The Asian Development Bank last week forecast that Indonesia's $433 billion economy will grow by 3.6 percent in 2009, down from 6.1 percent last year. That's still better than the contractions the ADB is forecasting for neighboring Singapore, Malaysia and Thailand.
Indonesia is still a "major outperformer in the region," said Robert Prior-Wandesforde, an economist at HSBC Holdings Plc in Singapore, who expects GDP growth to rebound to 4.5 percent next year from 2.5 percent in 2009.
Indonesia's benchmark stock index has risen 11.9 percent this year, making it Southeast Asia's best-performing stock measure after plunging 50.6 percent in 2008. Thailand's key index has declined 0.9 percent this year, while in Kuala Lumpur, the benchmark has risen 5.4 percent.
Clothes with photo
Choirie, 46, a member of the National Awakening Party, founded by ex-president Abdurrahman Wahid, is seeking a third term. The legislator reckons he has already spent more than 1 billion rupiah ($88,400) buying clothing printed with his image in Solo, central Java, and business cards embossed with his photo from a company in Senen, central Jakarta.
Government ministers agree the Indonesian economy is likely to get a lift from this year's campaign spending, which Destry Damayanti, an economist at PT Mandiri Sekuritas in Jakarta, estimates will reach $4.3 billion in a $433 billion economy.
"If we take a big cut, then expectations are higher," Finance Minister Sri Mulyani Indrawati said in a Jan. 6 interview, adding that the elections "will stimulate demand" and help "maintain the purchasing power of households."
Indonesia experienced an "improvement" in growth before elections in June 1999 and April 2004, particularly in domestic demand, wrote Lim Su Sian, an economist at DBS Group Holdings Ltd. in Singapore in a research report.
Following history
"Both the general and presidential elections could provide the economy with a lift if history is anything to go by," said Lim. "There have been four polls since free elections were first held in 1999 and in each case the economy fared well in the election aftermath."
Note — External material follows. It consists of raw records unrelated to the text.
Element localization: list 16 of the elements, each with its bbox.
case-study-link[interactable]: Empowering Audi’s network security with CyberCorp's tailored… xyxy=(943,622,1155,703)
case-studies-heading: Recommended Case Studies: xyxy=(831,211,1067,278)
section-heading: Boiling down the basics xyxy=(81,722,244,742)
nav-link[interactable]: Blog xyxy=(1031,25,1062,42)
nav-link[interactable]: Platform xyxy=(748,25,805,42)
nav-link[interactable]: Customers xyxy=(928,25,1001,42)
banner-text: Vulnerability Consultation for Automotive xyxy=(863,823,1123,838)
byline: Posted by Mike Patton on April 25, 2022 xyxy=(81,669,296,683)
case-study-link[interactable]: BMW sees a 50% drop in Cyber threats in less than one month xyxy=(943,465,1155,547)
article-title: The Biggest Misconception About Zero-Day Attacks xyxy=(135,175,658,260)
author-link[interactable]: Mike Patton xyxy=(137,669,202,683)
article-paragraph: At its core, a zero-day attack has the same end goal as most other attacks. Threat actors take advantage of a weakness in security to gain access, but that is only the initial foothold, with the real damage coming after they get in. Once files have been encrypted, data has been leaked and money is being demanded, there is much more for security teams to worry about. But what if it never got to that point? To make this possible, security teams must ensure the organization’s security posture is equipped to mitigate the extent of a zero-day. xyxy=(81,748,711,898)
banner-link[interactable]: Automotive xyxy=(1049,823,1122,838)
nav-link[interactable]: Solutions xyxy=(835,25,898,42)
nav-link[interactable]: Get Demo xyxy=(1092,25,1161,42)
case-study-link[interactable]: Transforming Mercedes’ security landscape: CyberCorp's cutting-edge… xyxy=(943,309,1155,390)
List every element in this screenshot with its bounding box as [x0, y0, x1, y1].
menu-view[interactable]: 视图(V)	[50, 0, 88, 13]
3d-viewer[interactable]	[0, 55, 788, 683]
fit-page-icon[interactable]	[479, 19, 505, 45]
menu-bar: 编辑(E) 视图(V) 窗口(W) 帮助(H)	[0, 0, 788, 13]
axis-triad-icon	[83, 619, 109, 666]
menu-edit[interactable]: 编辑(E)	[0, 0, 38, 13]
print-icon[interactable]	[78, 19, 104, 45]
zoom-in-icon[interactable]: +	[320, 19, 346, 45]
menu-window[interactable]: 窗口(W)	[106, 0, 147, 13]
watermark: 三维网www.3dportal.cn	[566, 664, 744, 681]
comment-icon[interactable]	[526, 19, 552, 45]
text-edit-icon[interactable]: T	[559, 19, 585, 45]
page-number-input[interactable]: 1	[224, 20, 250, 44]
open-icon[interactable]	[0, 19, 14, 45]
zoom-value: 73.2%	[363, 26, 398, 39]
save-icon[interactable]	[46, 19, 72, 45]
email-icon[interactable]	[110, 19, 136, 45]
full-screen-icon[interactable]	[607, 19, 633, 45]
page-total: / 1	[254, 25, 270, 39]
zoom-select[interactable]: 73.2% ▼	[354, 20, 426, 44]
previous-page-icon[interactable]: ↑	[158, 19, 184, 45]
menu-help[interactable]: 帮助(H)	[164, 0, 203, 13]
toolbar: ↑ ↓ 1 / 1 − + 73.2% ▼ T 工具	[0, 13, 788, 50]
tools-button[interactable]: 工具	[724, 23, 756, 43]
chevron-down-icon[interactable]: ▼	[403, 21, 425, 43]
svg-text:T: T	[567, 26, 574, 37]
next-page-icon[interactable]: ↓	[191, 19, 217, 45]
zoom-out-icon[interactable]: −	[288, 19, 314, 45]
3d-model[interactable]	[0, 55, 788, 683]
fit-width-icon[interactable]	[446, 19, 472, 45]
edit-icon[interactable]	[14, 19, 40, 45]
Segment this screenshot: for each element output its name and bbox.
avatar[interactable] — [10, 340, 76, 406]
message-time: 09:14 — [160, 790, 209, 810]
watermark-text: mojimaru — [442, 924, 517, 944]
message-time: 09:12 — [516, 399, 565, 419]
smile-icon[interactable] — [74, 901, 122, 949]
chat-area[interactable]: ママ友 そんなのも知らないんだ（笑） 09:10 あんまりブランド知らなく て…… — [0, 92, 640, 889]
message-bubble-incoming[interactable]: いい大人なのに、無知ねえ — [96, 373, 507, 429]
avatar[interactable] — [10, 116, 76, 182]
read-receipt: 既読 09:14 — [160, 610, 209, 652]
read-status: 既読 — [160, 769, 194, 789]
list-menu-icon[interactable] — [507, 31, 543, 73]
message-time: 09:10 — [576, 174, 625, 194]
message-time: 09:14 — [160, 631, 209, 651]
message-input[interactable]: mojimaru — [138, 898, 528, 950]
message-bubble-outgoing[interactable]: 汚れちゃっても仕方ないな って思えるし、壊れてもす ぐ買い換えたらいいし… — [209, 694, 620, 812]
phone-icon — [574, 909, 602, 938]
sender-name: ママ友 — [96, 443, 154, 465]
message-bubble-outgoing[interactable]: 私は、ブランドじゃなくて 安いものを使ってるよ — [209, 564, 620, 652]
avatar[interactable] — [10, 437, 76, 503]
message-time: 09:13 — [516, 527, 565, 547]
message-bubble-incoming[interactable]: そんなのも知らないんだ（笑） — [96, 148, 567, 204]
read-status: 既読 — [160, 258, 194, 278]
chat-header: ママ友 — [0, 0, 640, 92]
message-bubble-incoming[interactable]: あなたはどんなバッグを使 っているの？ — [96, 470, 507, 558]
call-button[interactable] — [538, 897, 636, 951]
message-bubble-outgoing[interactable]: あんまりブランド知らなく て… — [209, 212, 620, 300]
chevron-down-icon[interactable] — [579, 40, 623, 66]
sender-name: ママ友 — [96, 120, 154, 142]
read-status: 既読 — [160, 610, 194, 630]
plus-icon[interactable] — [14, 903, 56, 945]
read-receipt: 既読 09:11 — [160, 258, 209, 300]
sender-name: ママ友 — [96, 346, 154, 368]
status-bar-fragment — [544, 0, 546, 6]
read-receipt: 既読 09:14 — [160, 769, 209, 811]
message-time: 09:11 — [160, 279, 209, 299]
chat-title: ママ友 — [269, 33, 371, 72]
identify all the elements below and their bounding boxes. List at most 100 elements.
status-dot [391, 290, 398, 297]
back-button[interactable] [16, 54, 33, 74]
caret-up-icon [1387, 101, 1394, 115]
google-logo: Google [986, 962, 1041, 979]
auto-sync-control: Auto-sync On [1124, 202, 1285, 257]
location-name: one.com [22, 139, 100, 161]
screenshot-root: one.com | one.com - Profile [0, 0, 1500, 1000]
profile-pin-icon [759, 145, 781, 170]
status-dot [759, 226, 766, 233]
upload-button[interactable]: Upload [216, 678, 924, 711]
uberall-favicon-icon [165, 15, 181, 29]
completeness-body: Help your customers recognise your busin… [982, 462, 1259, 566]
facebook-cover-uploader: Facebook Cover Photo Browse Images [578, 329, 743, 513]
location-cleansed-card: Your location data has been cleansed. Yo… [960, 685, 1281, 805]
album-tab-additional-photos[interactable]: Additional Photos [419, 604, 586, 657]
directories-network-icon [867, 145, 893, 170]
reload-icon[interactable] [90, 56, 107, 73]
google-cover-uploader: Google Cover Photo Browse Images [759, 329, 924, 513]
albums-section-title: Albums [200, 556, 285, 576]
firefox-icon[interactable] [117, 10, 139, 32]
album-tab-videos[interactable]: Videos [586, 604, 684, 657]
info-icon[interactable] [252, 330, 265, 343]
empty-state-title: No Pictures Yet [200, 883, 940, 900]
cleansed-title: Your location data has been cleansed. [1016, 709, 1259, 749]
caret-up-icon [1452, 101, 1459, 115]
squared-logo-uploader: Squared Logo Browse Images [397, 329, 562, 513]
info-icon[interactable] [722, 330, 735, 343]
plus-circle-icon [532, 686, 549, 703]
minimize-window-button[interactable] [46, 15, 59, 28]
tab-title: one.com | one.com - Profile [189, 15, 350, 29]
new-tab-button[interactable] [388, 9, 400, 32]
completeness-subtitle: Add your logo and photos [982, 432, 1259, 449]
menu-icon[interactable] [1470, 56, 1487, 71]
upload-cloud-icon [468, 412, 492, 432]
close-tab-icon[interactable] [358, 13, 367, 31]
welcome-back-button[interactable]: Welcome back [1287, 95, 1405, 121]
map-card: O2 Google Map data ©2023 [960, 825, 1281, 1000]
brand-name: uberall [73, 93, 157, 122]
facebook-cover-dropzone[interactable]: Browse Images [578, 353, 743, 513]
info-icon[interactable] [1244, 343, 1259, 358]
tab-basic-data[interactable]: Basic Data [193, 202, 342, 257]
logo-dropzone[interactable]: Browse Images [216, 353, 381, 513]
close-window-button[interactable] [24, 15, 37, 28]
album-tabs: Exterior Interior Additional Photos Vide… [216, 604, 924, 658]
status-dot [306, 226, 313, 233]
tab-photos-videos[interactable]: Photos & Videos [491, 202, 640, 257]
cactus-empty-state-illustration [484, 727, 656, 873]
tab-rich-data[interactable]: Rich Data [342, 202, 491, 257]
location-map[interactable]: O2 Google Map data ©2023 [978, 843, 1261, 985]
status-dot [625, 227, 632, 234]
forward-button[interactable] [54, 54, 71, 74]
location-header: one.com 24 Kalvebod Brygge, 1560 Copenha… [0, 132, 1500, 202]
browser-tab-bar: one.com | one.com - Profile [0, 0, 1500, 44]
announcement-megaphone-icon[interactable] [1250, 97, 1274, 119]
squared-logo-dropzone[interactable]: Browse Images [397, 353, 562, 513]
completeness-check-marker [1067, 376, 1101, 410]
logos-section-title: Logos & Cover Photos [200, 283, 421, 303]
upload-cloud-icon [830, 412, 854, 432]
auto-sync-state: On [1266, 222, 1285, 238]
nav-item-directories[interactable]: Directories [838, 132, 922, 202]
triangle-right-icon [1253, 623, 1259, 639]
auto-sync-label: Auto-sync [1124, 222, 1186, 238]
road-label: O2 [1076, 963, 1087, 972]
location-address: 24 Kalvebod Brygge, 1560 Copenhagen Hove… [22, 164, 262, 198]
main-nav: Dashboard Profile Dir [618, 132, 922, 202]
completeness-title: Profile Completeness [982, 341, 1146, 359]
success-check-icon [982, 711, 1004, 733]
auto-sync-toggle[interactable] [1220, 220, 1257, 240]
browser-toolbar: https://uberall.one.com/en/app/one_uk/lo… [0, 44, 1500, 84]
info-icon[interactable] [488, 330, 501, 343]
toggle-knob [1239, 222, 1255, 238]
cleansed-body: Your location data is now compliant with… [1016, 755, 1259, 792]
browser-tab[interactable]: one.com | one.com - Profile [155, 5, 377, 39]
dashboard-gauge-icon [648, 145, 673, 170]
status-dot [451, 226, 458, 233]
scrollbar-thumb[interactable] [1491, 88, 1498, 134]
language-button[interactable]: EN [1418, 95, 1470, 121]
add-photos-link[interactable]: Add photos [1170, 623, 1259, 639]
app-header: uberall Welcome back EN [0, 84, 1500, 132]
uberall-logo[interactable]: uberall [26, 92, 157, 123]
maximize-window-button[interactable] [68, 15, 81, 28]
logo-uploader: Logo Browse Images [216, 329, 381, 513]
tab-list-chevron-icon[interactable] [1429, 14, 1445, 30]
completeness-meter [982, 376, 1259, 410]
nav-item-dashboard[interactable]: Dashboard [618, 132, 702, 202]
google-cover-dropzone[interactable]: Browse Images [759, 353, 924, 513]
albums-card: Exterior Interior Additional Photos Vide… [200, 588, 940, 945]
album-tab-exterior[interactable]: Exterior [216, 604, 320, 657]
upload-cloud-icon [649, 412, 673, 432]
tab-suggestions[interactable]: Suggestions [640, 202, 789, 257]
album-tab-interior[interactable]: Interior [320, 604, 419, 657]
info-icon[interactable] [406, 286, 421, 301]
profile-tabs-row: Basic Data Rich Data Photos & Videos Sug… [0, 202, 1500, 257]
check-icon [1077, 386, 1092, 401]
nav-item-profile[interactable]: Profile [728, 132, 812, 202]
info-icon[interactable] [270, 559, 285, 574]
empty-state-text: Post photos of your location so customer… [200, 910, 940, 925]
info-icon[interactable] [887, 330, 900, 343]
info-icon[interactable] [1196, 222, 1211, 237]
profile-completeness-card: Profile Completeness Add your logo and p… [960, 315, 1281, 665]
Still, this year's campaign spending may not be enough to stop the Indonesian economy from slowing amid the global recession. Overseas shipments declined 32.8 percent in February to $7.08 billion from a year earlier, after plunging the most in more than 22 years in the previous month.
In the US, presidential and congressional candidates in the 2008 election cycle spent a record $4.1 billion, according to figures from the Federal Election Commission in Washington.
Advertising companies are looking forward to a pickup in election spending as well. Total ad expenditures are expected to jump 25 percent this year due to political campaigns, said Mika Randini, a manager at market research firm ACNielsen in Jakarta. Political and government ad spending increased 87 percent to 41.7 trillion rupiah last year from 22.2 trillion rupiah in 2004, when Indonesia held its first direct presidential election, according to ACNielsen.
T-shirts, sarongs
Spending by candidates on T-shirts, business cards and banners has benefited such entrepreneurs as Endang Mahmud, who runs a printing business in Cililitan, East Jakarta, and Bambang Dananto, an apparel and sarong trader from Solo.
"This is a blessing for my business," said Mahmud. Orders by political parties and legislators more than doubled, to 500 million rupiah a month in January compared with 200 million rupiah early last year.
Mahmud, who employs 10 people, has recruited 20 more on temporary contracts to finish outstanding orders.
Dananto, for his part, said he is hiring an extra 15 laborers at a rate of 100,000 rupiah a day to deliver sarongs to candidates in East Java and Central Java. "I need workers to help handle distribution and logistics," he said. "I don't care how they got the money but all I care is that they pay cash."